Intelligent Machines

Frustrated Innovation

Africa’s technology community will thrive only by facing up to the continent’s fundamental problems.

Africa is trending, if stories in the international media over the last year are anything to go by. And no story about “rising Africa”—many of us would argue it has “arisen”—is complete without mention of the role technology is playing in this transformation.

The rise of the mobile phone, disruptive SMS services like the money-transfer platform M-Pesa, and mobile tools for democracy like Ushahidi have been the subjects of numerous reports. Unfortunately, these good-news stories haven’t been accompanied by a more nuanced view of the opportunities being created and where they may take us (see “Kenya’s Startup Boom”).

Technology is the perfect refuge for African capability stifled elsewhere by badly run governments and years of misplaced foreign aid. Ubiquitous connectivity in a world without legacy infrastructure, together with the potential to learn coding or anything else online, has allowed technology entrepreneurship to flourish. The barriers to entry have been dramatically lowered. Startup incubators and app competitions are springing up throughout the region. However, there is a risk that the buzz, so good at attracting international attention, will remain only that.

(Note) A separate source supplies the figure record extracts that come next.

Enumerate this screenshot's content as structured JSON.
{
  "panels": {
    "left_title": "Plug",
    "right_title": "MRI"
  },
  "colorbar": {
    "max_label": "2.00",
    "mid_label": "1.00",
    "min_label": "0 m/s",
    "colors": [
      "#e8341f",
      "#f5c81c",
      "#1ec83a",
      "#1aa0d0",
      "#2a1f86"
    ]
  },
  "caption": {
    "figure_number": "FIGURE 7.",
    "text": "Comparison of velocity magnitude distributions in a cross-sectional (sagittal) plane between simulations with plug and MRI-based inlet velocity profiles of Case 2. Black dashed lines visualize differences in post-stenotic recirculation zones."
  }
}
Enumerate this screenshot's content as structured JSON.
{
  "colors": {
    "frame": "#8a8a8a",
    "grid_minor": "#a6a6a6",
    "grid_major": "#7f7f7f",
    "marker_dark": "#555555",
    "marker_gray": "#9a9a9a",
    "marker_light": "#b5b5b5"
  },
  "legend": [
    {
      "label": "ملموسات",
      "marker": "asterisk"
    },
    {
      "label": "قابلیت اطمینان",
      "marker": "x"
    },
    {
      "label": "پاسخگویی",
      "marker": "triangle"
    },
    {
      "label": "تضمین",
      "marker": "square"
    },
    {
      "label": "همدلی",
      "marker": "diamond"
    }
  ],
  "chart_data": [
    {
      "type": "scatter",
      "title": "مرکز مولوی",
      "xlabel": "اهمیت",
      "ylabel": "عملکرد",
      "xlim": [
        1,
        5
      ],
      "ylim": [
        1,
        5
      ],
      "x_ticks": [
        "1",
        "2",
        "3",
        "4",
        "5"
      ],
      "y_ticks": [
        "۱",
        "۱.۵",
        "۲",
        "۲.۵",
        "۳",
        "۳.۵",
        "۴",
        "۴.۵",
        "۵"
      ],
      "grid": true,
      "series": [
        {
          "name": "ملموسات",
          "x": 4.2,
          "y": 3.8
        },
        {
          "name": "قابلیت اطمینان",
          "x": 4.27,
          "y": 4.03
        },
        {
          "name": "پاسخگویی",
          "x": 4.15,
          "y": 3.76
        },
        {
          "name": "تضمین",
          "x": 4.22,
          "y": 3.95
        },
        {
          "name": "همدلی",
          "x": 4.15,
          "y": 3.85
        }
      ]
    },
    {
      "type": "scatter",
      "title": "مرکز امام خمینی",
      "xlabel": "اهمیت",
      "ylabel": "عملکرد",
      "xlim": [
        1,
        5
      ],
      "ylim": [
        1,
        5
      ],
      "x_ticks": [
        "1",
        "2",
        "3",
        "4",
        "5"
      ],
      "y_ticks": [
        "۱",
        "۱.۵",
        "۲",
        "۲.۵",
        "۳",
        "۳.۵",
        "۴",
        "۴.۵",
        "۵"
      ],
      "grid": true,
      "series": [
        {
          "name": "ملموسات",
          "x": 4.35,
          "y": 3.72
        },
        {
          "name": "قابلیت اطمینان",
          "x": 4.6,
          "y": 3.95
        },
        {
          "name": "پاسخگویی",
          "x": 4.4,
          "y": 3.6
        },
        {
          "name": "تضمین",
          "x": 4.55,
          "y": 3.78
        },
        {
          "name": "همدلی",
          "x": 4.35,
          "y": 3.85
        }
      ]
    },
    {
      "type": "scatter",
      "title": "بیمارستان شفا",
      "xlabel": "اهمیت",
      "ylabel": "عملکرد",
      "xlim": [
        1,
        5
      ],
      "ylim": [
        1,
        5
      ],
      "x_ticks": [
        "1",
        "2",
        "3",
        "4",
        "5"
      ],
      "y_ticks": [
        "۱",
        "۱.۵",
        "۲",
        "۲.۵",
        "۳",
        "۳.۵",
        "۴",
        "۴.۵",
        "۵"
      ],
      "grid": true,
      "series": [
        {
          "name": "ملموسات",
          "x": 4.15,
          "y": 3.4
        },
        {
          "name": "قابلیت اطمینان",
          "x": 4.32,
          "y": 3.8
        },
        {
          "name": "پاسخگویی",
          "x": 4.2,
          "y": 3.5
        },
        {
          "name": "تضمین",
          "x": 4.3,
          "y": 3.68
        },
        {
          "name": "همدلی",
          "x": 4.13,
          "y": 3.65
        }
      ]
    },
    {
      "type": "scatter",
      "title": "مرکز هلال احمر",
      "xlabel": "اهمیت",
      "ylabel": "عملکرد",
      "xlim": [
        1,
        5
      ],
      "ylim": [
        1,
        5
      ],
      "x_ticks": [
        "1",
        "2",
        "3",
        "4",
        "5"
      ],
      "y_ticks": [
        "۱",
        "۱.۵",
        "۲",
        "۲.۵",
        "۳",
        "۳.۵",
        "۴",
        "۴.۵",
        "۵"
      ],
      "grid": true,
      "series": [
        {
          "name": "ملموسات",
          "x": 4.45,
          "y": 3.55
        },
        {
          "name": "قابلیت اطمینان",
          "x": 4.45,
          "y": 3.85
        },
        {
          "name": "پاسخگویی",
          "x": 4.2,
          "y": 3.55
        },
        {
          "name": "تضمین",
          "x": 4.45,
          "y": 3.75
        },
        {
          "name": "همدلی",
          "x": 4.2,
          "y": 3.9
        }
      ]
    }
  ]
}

If local technology startup companies are really to thrive and become sizable businesses, other areas need to experience their own versions of the technology sector’s burst of energy and freedom. Entrepreneurs today face challenges such as a nonexistent IP regime, poor infrastructure, high penalties for failure, and oppressive bureaucracy and shortsightedness, all of which stand between businesspeople and the huge market of a billion people that Africa represents. A scenario I come across far too often is that a young African technologist with a great product for industry X, company Y, or government department Z gets a chance to demonstrate it, to wide acclaim. But to translate it into an actual business opportunity, the innovator is expected to hand over cash or a 40 percent stake in the business, to smooth things out with the “head of IT procurement.”

Too few entrepreneurs have managed to overcome these obstacles. Frankly, we need to spend more time learning from the successes of little-heralded businesses like Seven Seas Technology, an IT services company in Kenya, and MoTribe, which helps brands build their own mobile social networks in South Africa. Both of these have managed to become large and profitable companies, a goal that generally eludes those caught up in the African “tech is the promised land” bubble.

As I see it, tech in Africa 1.0 was the mobile-phone boom, and version 2.0 was about new apps developed in response to local needs. Tech in Africa 3.0 should be about those who are successful in transforming the chatter into real opportunities.

Ory Okolloh was a cofounder of Ushahidi, which offers an open-source crisis-mapping tool. She tweets as kenyanpundit and is Google’s head of policy for Africa. She writes here in a personal capacity.